February 15, 2020
The Long Way Home
The Long Way Home by Louise Penny
Chief Inspector Armand Gamache #10
2014 Minotaur Books
Finished on February 12, 2020
Rating: 3/5 (Good)
Happily retired in the village of Three Pines, Armand Gamache, former Chief Inspector of Homicide with the Sûreté du Québec, has found a peace he’d only imagined possible. On warm summer mornings he sits on a bench holding a small book, The Balm in Gilead, in his large hands. "There is a balm in Gilead," his neighbor Clara Morrow reads from the dust jacket, "to make the wounded whole."

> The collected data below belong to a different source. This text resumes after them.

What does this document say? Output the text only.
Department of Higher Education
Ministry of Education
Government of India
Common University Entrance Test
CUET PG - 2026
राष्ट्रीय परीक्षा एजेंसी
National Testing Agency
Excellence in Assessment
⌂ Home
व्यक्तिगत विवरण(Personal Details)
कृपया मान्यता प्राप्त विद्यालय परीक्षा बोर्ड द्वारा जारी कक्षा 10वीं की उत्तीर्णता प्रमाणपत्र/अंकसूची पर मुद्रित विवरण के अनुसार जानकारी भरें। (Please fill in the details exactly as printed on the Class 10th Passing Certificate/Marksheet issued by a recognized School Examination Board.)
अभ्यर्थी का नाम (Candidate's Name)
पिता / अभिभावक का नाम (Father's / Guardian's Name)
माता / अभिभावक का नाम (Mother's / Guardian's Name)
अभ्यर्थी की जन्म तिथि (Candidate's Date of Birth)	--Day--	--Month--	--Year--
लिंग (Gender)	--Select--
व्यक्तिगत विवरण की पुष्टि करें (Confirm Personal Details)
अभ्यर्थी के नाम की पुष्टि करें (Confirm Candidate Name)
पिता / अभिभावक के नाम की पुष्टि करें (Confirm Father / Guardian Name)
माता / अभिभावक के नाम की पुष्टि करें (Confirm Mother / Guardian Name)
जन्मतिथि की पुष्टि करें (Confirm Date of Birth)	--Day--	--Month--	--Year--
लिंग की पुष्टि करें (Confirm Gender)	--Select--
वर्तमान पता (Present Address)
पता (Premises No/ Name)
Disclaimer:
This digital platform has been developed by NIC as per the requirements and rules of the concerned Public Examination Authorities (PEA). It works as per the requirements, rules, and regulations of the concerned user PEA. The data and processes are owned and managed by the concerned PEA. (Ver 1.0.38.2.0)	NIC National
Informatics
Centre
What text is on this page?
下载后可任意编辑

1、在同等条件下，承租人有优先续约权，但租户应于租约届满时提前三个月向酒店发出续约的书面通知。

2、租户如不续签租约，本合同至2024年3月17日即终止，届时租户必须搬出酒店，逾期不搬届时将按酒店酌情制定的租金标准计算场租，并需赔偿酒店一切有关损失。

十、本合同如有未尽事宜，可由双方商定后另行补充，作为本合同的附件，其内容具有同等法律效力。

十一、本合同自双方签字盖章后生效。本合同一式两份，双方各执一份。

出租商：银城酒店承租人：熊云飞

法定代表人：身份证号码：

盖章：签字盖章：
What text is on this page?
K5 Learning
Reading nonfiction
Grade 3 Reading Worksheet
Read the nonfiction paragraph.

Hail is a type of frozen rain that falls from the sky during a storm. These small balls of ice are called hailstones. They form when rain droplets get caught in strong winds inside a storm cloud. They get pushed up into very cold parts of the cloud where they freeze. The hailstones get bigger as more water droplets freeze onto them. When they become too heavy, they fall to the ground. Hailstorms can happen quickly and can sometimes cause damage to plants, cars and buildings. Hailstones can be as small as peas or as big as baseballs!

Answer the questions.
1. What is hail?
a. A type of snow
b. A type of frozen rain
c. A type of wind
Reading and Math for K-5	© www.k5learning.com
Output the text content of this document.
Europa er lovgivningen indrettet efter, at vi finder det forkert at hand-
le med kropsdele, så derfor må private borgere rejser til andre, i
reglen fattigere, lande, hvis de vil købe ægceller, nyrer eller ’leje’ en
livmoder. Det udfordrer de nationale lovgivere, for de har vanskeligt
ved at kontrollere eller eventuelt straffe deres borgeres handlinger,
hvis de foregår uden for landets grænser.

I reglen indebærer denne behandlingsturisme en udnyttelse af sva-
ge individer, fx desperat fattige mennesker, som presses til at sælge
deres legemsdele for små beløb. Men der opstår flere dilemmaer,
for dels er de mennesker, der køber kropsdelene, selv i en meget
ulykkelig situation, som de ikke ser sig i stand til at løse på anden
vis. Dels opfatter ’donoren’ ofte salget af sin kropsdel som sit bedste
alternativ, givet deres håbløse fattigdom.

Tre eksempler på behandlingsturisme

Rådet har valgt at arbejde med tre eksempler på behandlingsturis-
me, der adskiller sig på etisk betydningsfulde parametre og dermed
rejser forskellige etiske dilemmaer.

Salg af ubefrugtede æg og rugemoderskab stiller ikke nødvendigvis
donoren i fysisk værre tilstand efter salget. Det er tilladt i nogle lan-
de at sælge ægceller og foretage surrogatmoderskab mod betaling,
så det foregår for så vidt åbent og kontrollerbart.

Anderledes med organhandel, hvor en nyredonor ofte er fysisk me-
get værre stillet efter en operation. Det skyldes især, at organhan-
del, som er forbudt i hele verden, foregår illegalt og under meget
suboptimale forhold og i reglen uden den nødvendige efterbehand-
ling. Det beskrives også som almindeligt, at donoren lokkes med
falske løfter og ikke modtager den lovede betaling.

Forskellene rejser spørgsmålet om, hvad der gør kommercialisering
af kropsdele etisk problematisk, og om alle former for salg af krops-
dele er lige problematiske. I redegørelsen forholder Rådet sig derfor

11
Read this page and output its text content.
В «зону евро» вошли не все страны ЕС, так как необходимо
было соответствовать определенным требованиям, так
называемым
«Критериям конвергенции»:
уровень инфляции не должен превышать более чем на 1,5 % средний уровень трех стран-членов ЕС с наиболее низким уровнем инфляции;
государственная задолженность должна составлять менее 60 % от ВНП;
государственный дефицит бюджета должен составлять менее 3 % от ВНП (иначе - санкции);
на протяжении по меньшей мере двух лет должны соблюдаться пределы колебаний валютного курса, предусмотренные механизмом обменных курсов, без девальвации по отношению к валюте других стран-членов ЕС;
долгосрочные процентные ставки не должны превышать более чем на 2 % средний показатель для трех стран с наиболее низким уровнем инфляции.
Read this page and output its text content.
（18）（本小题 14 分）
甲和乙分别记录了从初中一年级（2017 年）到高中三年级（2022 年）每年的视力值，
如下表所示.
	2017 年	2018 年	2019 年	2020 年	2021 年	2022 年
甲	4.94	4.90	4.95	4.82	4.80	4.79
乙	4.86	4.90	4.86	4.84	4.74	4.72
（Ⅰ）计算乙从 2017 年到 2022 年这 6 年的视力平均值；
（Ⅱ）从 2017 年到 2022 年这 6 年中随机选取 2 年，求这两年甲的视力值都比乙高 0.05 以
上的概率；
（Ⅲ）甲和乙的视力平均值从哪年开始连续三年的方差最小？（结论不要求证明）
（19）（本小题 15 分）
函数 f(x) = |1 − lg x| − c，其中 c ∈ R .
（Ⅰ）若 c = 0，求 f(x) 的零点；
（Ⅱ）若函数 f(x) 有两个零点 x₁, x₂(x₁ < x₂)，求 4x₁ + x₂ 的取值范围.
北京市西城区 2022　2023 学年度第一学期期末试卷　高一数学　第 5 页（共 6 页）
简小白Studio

While Gamache doesn’t talk about his wounds and his balm, Clara tells him about hers. Peter, her artist husband, has failed to come home. Failed to show up as promised on the first anniversary of their separation. She wants Gamache’s help to find him. Having finally found sanctuary, Gamache feels a near revulsion at the thought of leaving Three Pines. "There’s power enough in Heaven," he finishes the quote as he contemplates the quiet village, "to cure a sin-sick soul." And then he gets up. And joins her.
Together with his former second-in-command, Jean-Guy Beauvoir, and Myrna Landers, they journey deeper and deeper into Québec. And deeper and deeper into the soul of Peter Morrow. A man so desperate to recapture his fame as an artist, he would sell that soul. And may have. The journey takes them further and further from Three Pines, to the very mouth of the great St. Lawrence River. To an area so desolate, so damned, the first mariners called it "the land God gave to Cain." And there they discover the terrible damage done by a sin-sick soul.
I took quite a long break from this series (seven months!), so when I finally decided to jump back in, I was more than a little anxious to see what was in store for Gamache and the folks in Three Pines. I was concerned that I wouldn't remember important details from the conclusion of How the Light Gets In, but Louise Penny does a fine job with backstory details and my memory was quickly refreshed. I enjoyed this tenth installment in the series, but halfway in I became impatient and, dare I say, bored with the plot. I have read comments by other readers and know that I am not alone in this sentiment. Thankfully, Ruth Zardo continues to be a favorite character and her presence helped keep me from tossing the book aside. Fingers crossed that The Nature of the Beast is not another disappointment.